Responsibilities:

  • Understand, automate and scale Helpshift cloud infrastructure. This will involve learning and working with various cloud technologies, scripting languages, and CM tools.
  • Own Helpshift production services and ensure complete monitoring coverage, troubleshoot and fix production issues.
  • Architect and implement projects that reduce or eliminate repetitive and administrative tasks.
  • Ensure all services and infrastructure are Highly Available, with Disaster Recovery in place.
  • Performance engineering for backend services and stores such as Mongodb, Elasticsearch, Kafka, Haproxy, etc.
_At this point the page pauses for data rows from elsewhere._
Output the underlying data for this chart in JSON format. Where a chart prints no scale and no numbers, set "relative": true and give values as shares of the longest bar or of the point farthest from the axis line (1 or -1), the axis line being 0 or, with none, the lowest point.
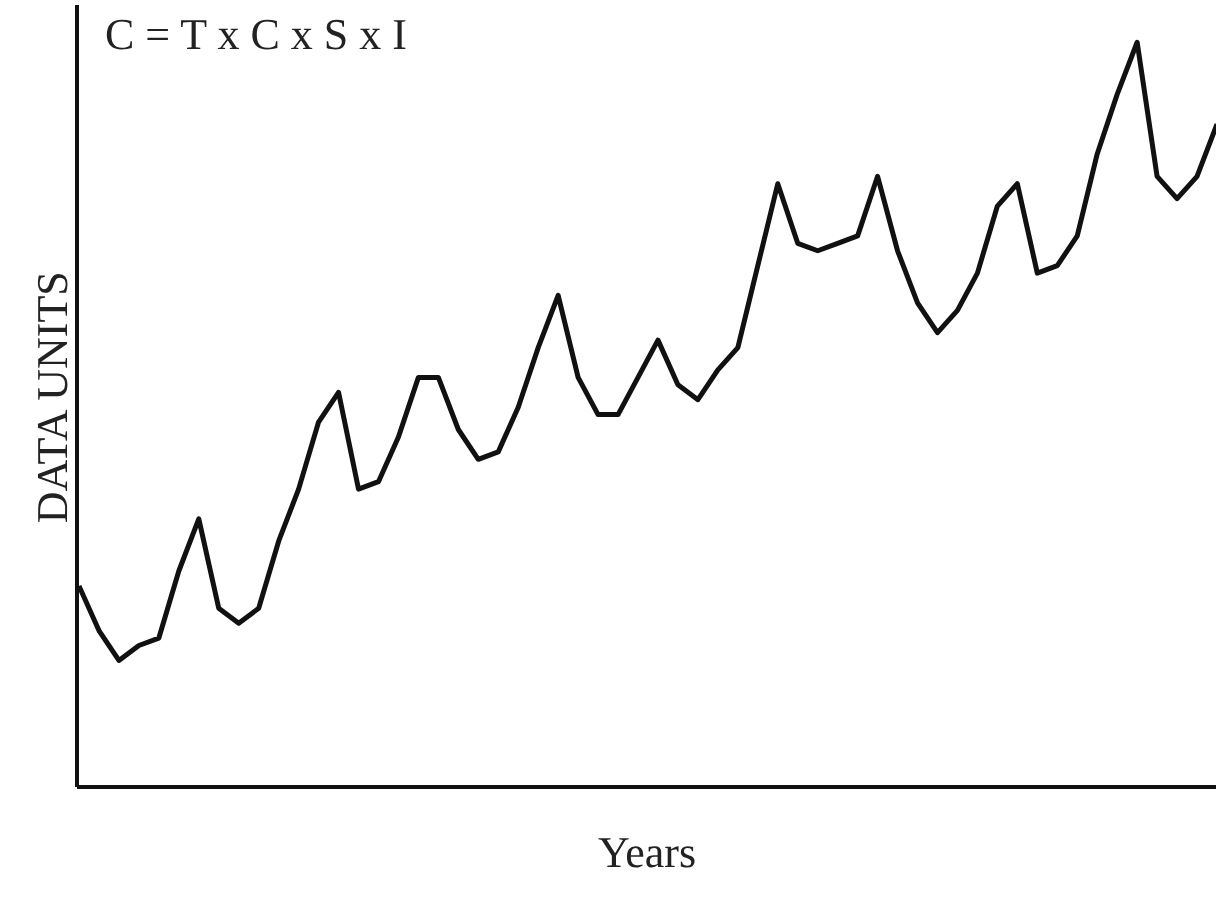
{
  "chart_data": {
    "type": "line",
    "relative": true,
    "title": "C = T x C x S x I",
    "xlabel": "Years",
    "ylabel": "DATA UNITS",
    "marker": "none",
    "line_style": "solid",
    "categories": [
      null,
      null,
      null,
      null,
      null,
      null,
      null,
      null,
      null,
      null,
      null,
      null,
      null,
      null,
      null,
      null,
      null,
      null,
      null,
      null,
      null,
      null,
      null,
      null,
      null,
      null,
      null,
      null,
      null,
      null,
      null,
      null,
      null,
      null,
      null,
      null,
      null,
      null,
      null,
      null,
      null,
      null,
      null,
      null,
      null,
      null,
      null,
      null,
      null,
      null,
      null,
      null,
      null,
      null,
      null,
      null,
      null,
      null
    ],
    "series": [
      {
        "color": "#111111",
        "values": [
          0.27,
          0.21,
          0.17,
          0.19,
          0.2,
          0.29,
          0.36,
          0.24,
          0.22,
          0.24,
          0.33,
          0.4,
          0.49,
          0.53,
          0.4,
          0.41,
          0.47,
          0.55,
          0.55,
          0.48,
          0.44,
          0.45,
          0.51,
          0.59,
          0.66,
          0.55,
          0.5,
          0.5,
          0.55,
          0.6,
          0.54,
          0.52,
          0.56,
          0.59,
          0.7,
          0.81,
          0.73,
          0.72,
          0.73,
          0.74,
          0.82,
          0.72,
          0.65,
          0.61,
          0.64,
          0.69,
          0.78,
          0.81,
          0.69,
          0.7,
          0.74,
          0.85,
          0.93,
          1,
          0.82,
          0.79,
          0.82,
          0.89
        ]
      }
    ]
  }
}
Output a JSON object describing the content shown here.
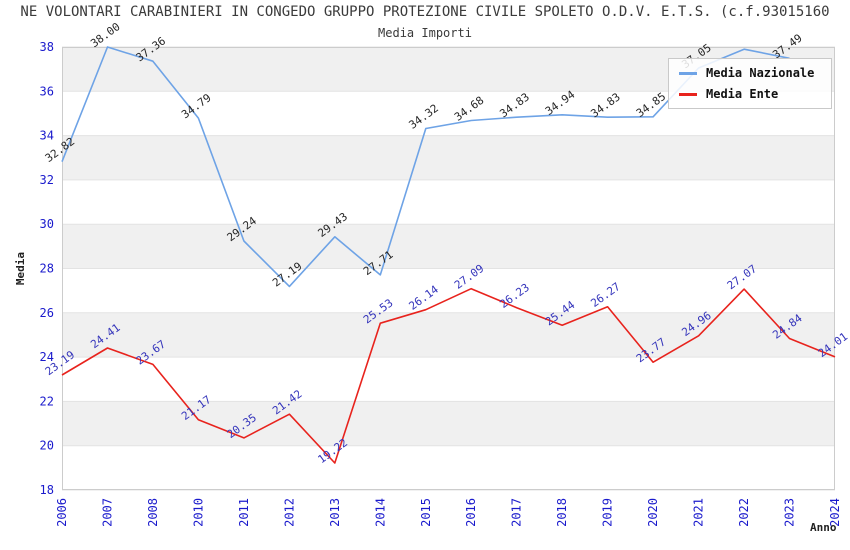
{
  "title": "NE VOLONTARI CARABINIERI IN CONGEDO GRUPPO PROTEZIONE CIVILE SPOLETO O.D.V. E.T.S. (c.f.93015160",
  "subtitle": "Media Importi",
  "axes": {
    "y_label": "Media",
    "x_label": "Anno",
    "y_ticks": [
      "18",
      "20",
      "22",
      "24",
      "26",
      "28",
      "30",
      "32",
      "34",
      "36",
      "38"
    ],
    "tick_color": "#1a1acc"
  },
  "colors": {
    "band": "#f0f0f0",
    "grid": "#e3e3e3",
    "spine": "#cccccc"
  },
  "legend": {
    "items": [
      {
        "label": "Media Nazionale",
        "color": "#6ea3e6"
      },
      {
        "label": "Media Ente",
        "color": "#e8231d"
      }
    ]
  },
  "chart_data": {
    "type": "line",
    "title": "Media Importi",
    "xlabel": "Anno",
    "ylabel": "Media",
    "ylim": [
      18,
      38
    ],
    "grid": "horizontal-bands",
    "legend_position": "top-right",
    "x": [
      "2006",
      "2007",
      "2008",
      "2010",
      "2011",
      "2012",
      "2013",
      "2014",
      "2015",
      "2016",
      "2017",
      "2018",
      "2019",
      "2020",
      "2021",
      "2022",
      "2023",
      "2024"
    ],
    "series": [
      {
        "name": "Media Nazionale",
        "color": "#6ea3e6",
        "label_color": "#262626",
        "values": [
          32.82,
          38.0,
          37.36,
          34.79,
          29.24,
          27.19,
          29.43,
          27.71,
          34.32,
          34.68,
          34.83,
          34.94,
          34.83,
          34.85,
          37.05,
          37.9,
          37.49,
          null
        ],
        "labels": [
          "32.82",
          "38.00",
          "37.36",
          "34.79",
          "29.24",
          "27.19",
          "29.43",
          "27.71",
          "34.32",
          "34.68",
          "34.83",
          "34.94",
          "34.83",
          "34.85",
          "37.05",
          "",
          "37.49",
          ""
        ]
      },
      {
        "name": "Media Ente",
        "color": "#e8231d",
        "label_color": "#3434bb",
        "values": [
          23.19,
          24.41,
          23.67,
          21.17,
          20.35,
          21.42,
          19.22,
          25.53,
          26.14,
          27.09,
          26.23,
          25.44,
          26.27,
          23.77,
          24.96,
          27.07,
          24.84,
          24.01
        ],
        "labels": [
          "23.19",
          "24.41",
          "23.67",
          "21.17",
          "20.35",
          "21.42",
          "19.22",
          "25.53",
          "26.14",
          "27.09",
          "26.23",
          "25.44",
          "26.27",
          "23.77",
          "24.96",
          "27.07",
          "24.84",
          "24.01"
        ]
      }
    ]
  }
}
  • Work in a lean team, with focus on getting things done.
  • Requirements:

  • In-depth knowledge of running/managing UNIX-like operating systems (we use Ubuntu).
  • Good programming skills with focus on scripting (Python, Shell, Perl).
  • Good fundamental knowledge of networking (TCP/IP, firewalls, routing).
  • Knowledge of various FOSS tools for monitoring, graphing, capacity planning, logging, etc.
  • Some experience with automation tools like Puppet, Fabric, etc.
  • Some experience with Cloud Computing platforms like Google AppEngine, Amazon AWS, Heroku, etc.
  • Have an automation mindset and ability to reason and work with complex systems.
  • Ability to understand and work with databases (such as PostgreSQL), queuing systems (such as RabbitMQ, Kafka) and Hadoop would be a plus.
  • Looking for relevant experience of 4 years and above.